An influential international aerospace organization meets in Oklahoma City this week to consider technologies and environmental issues impacting global flight inspection operations, and contributing to its deliberations is a key employee from Commuter Air Technology (CAT).
John Heiderstadt, CAT's Integration Manager, is among those working to develop new flight inspection and safety recommendations for the International Committee for Airspace Standards and Calibration (ICASC). The Committee will gather at the 18th International Flight Inspection Symposium (IFIS), to be held at the Skirvin Hotel June 16 - 20. The theme of this year's IFIS is "Flight Plan to Innovation."
The Symposium promotes collaboration between industry and governmental stakeholders and focuses on flight inspection procedures, techniques, and training equipment.

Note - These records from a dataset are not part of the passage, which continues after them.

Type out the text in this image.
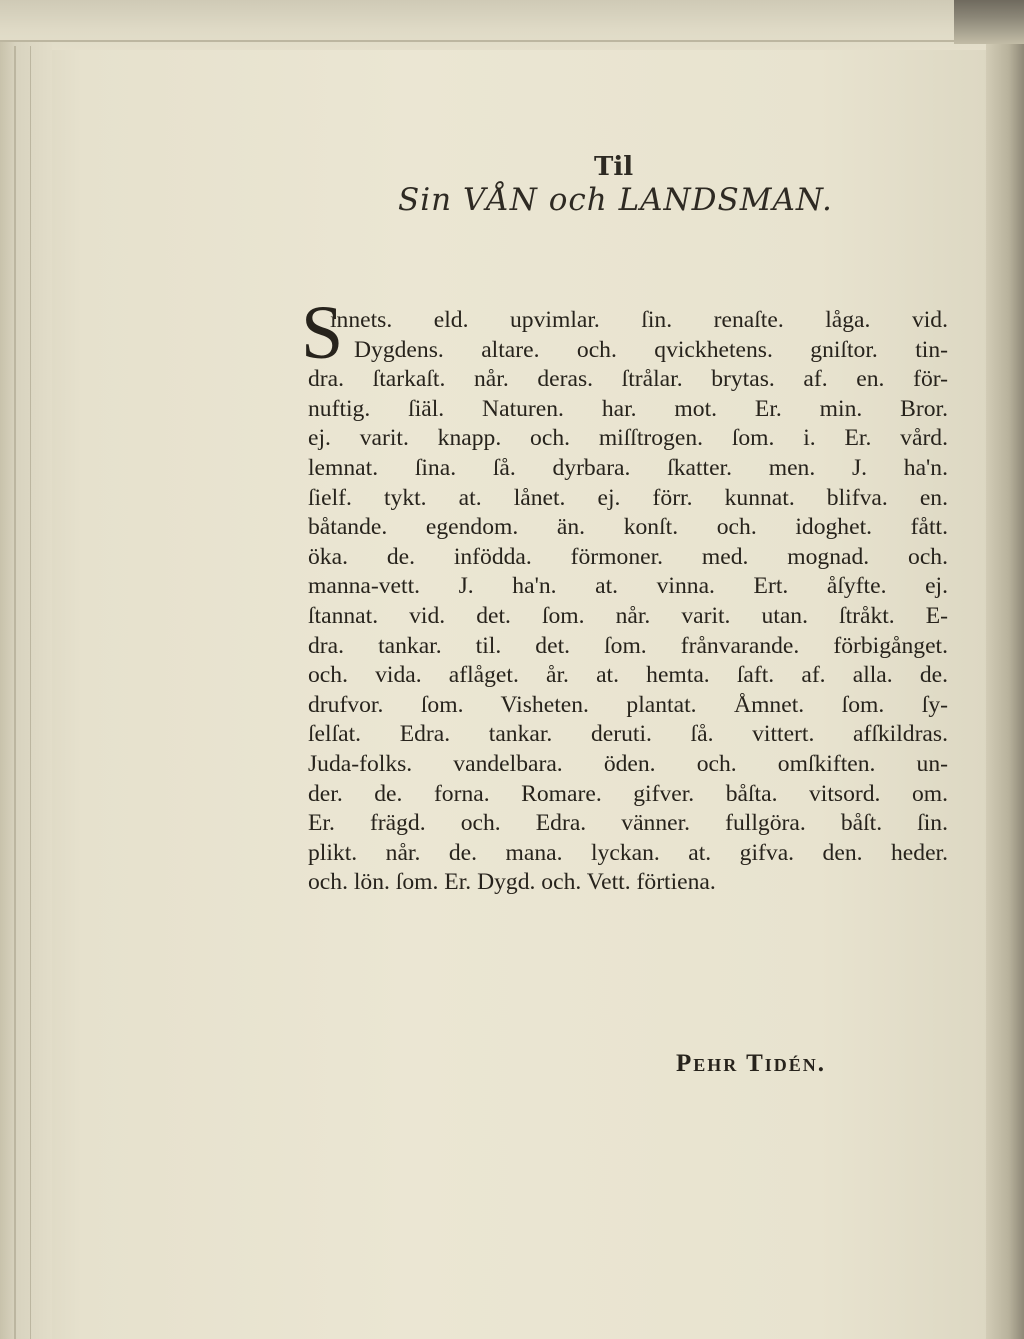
Til
Sin VÅN och LANDSMAN.
S
innets. eld. upvimlar. ſin. renaſte. låga. vid.
Dygdens. altare. och. qvickhetens. gniſtor. tin-
dra. ſtarkaſt. når. deras. ſtrålar. brytas. af. en. för-
nuftig. ſiäl. Naturen. har. mot. Er. min. Bror.
ej. varit. knapp. och. miſſtrogen. ſom. i. Er. vård.
lemnat. ſina. ſå. dyrbara. ſkatter. men. J. ha'n.
ſielf. tykt. at. lånet. ej. förr. kunnat. blifva. en.
båtande. egendom. än. konſt. och. idoghet. fått.
öka. de. infödda. förmoner. med. mognad. och.
manna-vett. J. ha'n. at. vinna. Ert. åſyfte. ej.
ſtannat. vid. det. ſom. når. varit. utan. ſtråkt. E-
dra. tankar. til. det. ſom. frånvarande. förbigånget.
och. vida. aflåget. år. at. hemta. ſaft. af. alla. de.
drufvor. ſom. Visheten. plantat. Åmnet. ſom. ſy-
ſelſat. Edra. tankar. deruti. ſå. vittert. afſkildras.
Juda-folks. vandelbara. öden. och. omſkiften. un-
der. de. forna. Romare. gifver. båſta. vitsord. om.
Er. frägd. och. Edra. vänner. fullgöra. båſt. ſin.
plikt. når. de. mana. lyckan. at. gifva. den. heder.
och. lön. ſom. Er. Dygd. och. Vett. förtiena.
Pehr Tidén.
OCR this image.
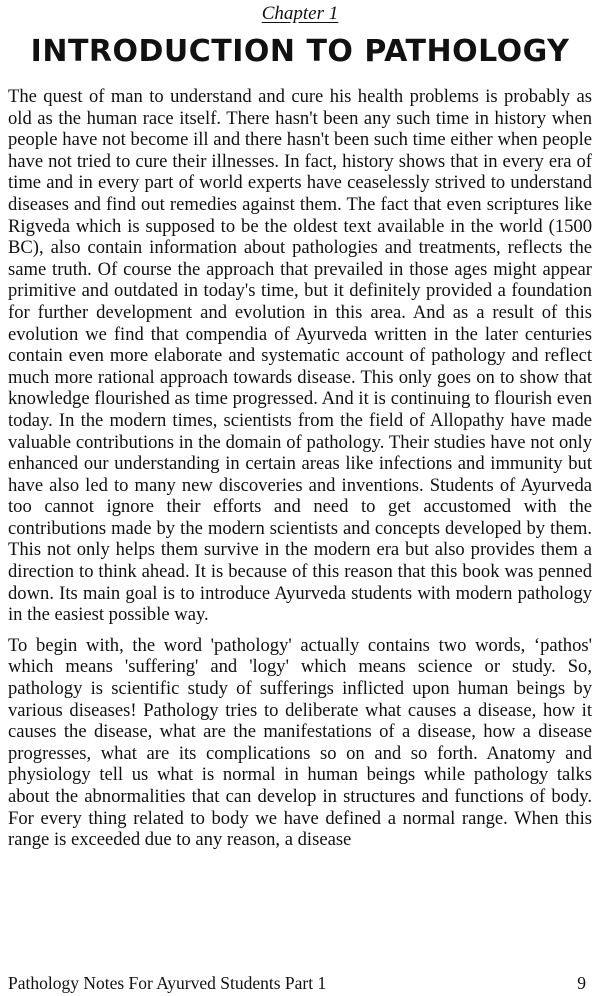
Chapter 1
INTRODUCTION TO PATHOLOGY

The quest of man to understand and cure his health problems is probably as old as the human race itself. There hasn't been any such time in history when people have not become ill and there hasn't been such time either when people have not tried to cure their illnesses. In fact, history shows that in every era of time and in every part of world experts have ceaselessly strived to understand diseases and find out remedies against them. The fact that even scriptures like Rigveda which is supposed to be the oldest text available in the world (1500 BC), also contain information about pathologies and treatments, reflects the same truth. Of course the approach that prevailed in those ages might appear primitive and outdated in today's time, but it definitely provided a foundation for further development and evolution in this area. And as a result of this evolution we find that compendia of Ayurveda written in the later centuries contain even more elaborate and systematic account of pathology and reflect much more rational approach towards disease. This only goes on to show that knowledge flourished as time progressed. And it is continuing to flourish even today. In the modern times, scientists from the field of Allopathy have made valuable contributions in the domain of pathology. Their studies have not only enhanced our understanding in certain areas like infections and immunity but have also led to many new discoveries and inventions. Students of Ayurveda too cannot ignore their efforts and need to get accustomed with the contributions made by the modern scientists and concepts developed by them. This not only helps them survive in the modern era but also provides them a direction to think ahead. It is because of this reason that this book was penned down. Its main goal is to introduce Ayurveda students with modern pathology in the easiest possible way.

To begin with, the word 'pathology' actually contains two words, ‘pathos' which means 'suffering' and 'logy' which means science or study. So, pathology is scientific study of sufferings inflicted upon human beings by various diseases! Pathology tries to deliberate what causes a disease, how it causes the disease, what are the manifestations of a disease, how a disease progresses, what are its complications so on and so forth. Anatomy and physiology tell us what is normal in human beings while pathology talks about the abnormalities that can develop in structures and functions of body. For every thing related to body we have defined a normal range. When this range is exceeded due to any reason, a disease

Pathology Notes For Ayurved Students Part 1	9
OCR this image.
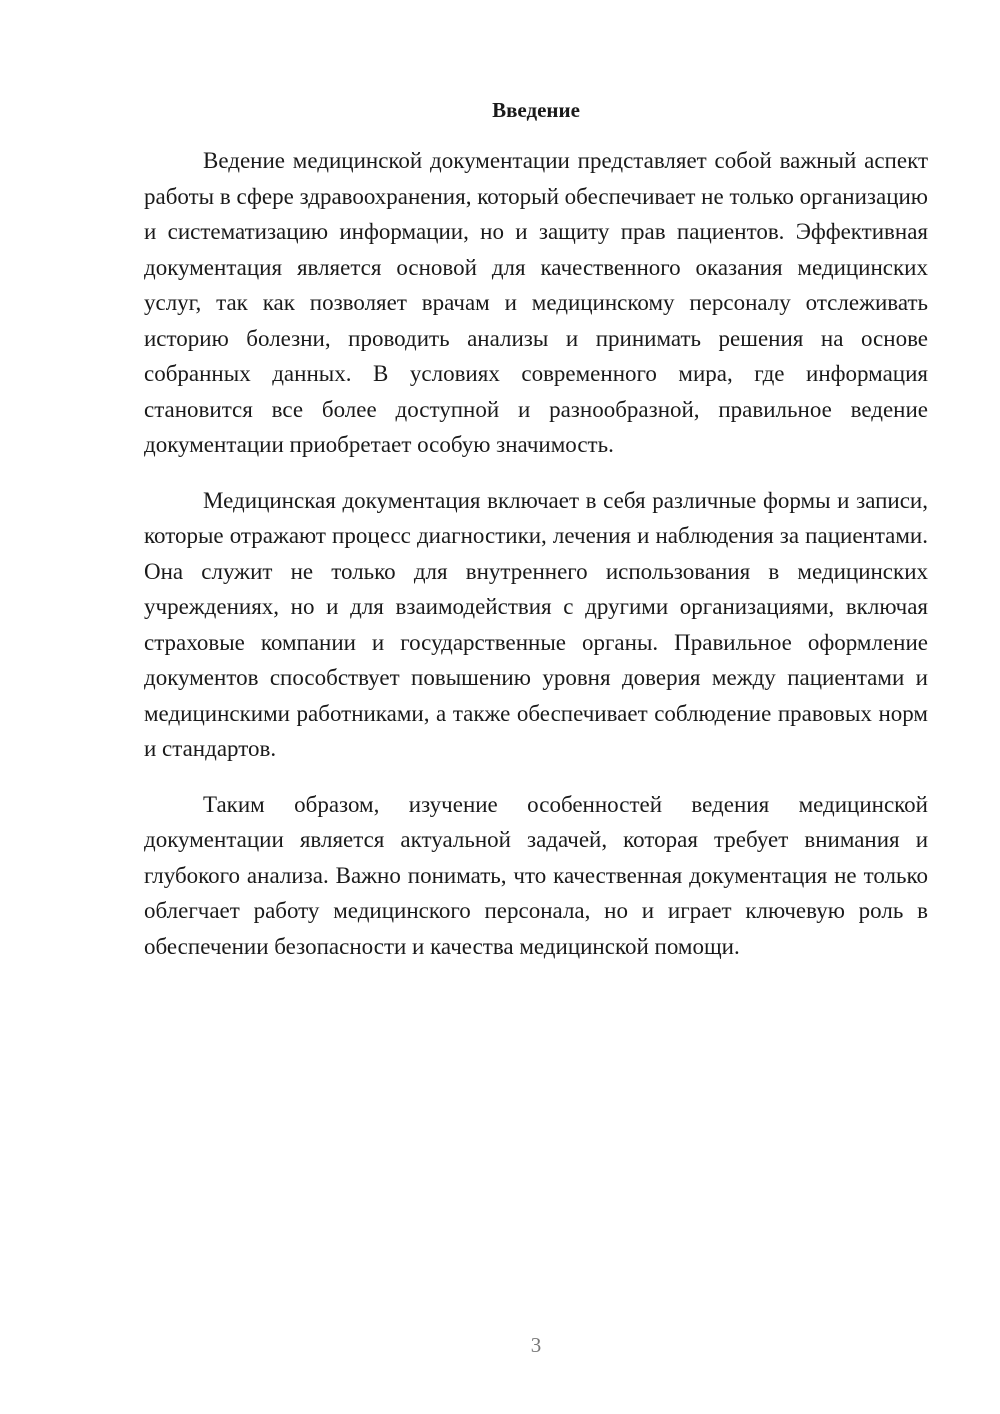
Введение

Ведение медицинской документации представляет собой важный аспект работы в сфере здравоохранения, который обеспечивает не только организацию и систематизацию информации, но и защиту прав пациентов. Эффективная документация является основой для качественного оказания медицинских услуг, так как позволяет врачам и медицинскому персоналу отслеживать историю болезни, проводить анализы и принимать решения на основе собранных данных. В условиях современного мира, где информация становится все более доступной и разнообразной, правильное ведение документации приобретает особую значимость.

Медицинская документация включает в себя различные формы и записи, которые отражают процесс диагностики, лечения и наблюдения за пациентами. Она служит не только для внутреннего использования в медицинских учреждениях, но и для взаимодействия с другими организациями, включая страховые компании и государственные органы. Правильное оформление документов способствует повышению уровня доверия между пациентами и медицинскими работниками, а также обеспечивает соблюдение правовых норм и стандартов.

Таким образом, изучение особенностей ведения медицинской документации является актуальной задачей, которая требует внимания и глубокого анализа. Важно понимать, что качественная документация не только облегчает работу медицинского персонала, но и играет ключевую роль в обеспечении безопасности и качества медицинской помощи.

3
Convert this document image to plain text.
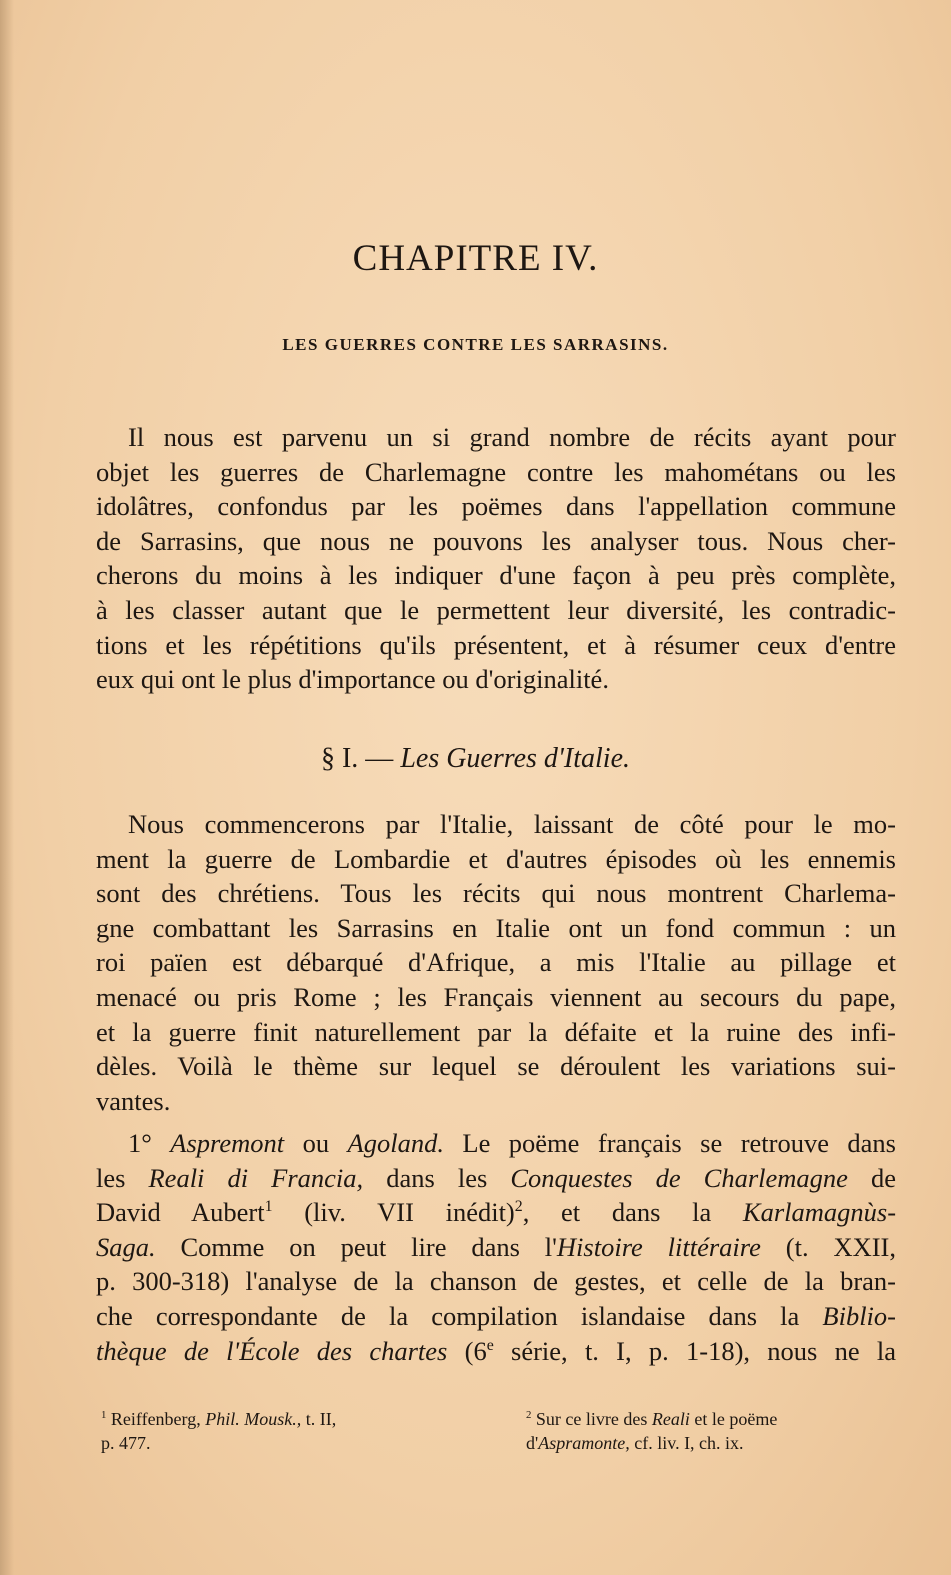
CHAPITRE IV.
LES GUERRES CONTRE LES SARRASINS.
Il nous est parvenu un si grand nombre de récits ayant pour
objet les guerres de Charlemagne contre les mahométans ou les
idolâtres, confondus par les poëmes dans l'appellation commune
de Sarrasins, que nous ne pouvons les analyser tous. Nous cher-
cherons du moins à les indiquer d'une façon à peu près complète,
à les classer autant que le permettent leur diversité, les contradic-
tions et les répétitions qu'ils présentent, et à résumer ceux d'entre
eux qui ont le plus d'importance ou d'originalité.
§ I. — Les Guerres d'Italie.
Nous commencerons par l'Italie, laissant de côté pour le mo-
ment la guerre de Lombardie et d'autres épisodes où les ennemis
sont des chrétiens. Tous les récits qui nous montrent Charlema-
gne combattant les Sarrasins en Italie ont un fond commun : un
roi païen est débarqué d'Afrique, a mis l'Italie au pillage et
menacé ou pris Rome ; les Français viennent au secours du pape,
et la guerre finit naturellement par la défaite et la ruine des infi-
dèles. Voilà le thème sur lequel se déroulent les variations sui-
vantes.
1° Aspremont ou Agoland. Le poëme français se retrouve dans
les Reali di Francia, dans les Conquestes de Charlemagne de
David Aubert$^1$ (liv. VII inédit)$^2$, et dans la Karlamagnùs-
Saga. Comme on peut lire dans l'Histoire littéraire (t. XXII,
p. 300-318) l'analyse de la chanson de gestes, et celle de la bran-
che correspondante de la compilation islandaise dans la Biblio-
thèque de l'École des chartes (6e série, t. I, p. 1-18), nous ne la
$^1$ Reiffenberg, Phil. Mousk., t. II,
p. 477.
$^2$ Sur ce livre des Reali et le poëme
d'Aspramonte, cf. liv. I, ch. ix.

Heiderstadt serves on the IFIS technical working group, which works to develop guidelines for developing areas of flight navigation such as automatic dependent surveillance broadcast, and makes recommendations to the International Civil Aviation Organization (ICAO), which oversees flight rules around the world. "We develop the criteria by which other international organizations such as ICAO or the FAA will provide oversight for both the airlines and the aviation industry," Heiderstadt said. "One area is performance criteria; both the implementation and the measures of effectiveness of implementation."
Engineers, academia, and flight inspection professionals from around the world gather at the IFIS every two years to tackle such challenges as isolating radio frequency interference, ensuring navigation database integrity, developing meaningful flight inspection criteria and ensuring appropriate regulatory oversight of emerging technologies.
The 2008 IFIS also was held in Oklahoma City. Other cities that have hosted recent IFIS have been Braunschweig, Germany; Beijing, China; and Toulouse, France. The next IFIS is scheduled for 2016 and will be hosted by the Serbian Montenegro Civil Aviation Authorities (SMATSA) in Belgrade, Serbia.
“Recommendations by IFIS and other industry groups have helped improve aviation safety around the world, especially in the United States, Heiderstadt added. When you are on an international air carrier, the reason an airplane flies reliably and consistently from point A to point B is in part due to the recommendations made by the ICAS and IFIS organizations who have provided input on the design, implementation, and oversight over the past 30 plus years. The behind-the-scenes diligence of regulators, engineers, and scientists is the reason why the aviation industry in the U.S. is the safest in the world."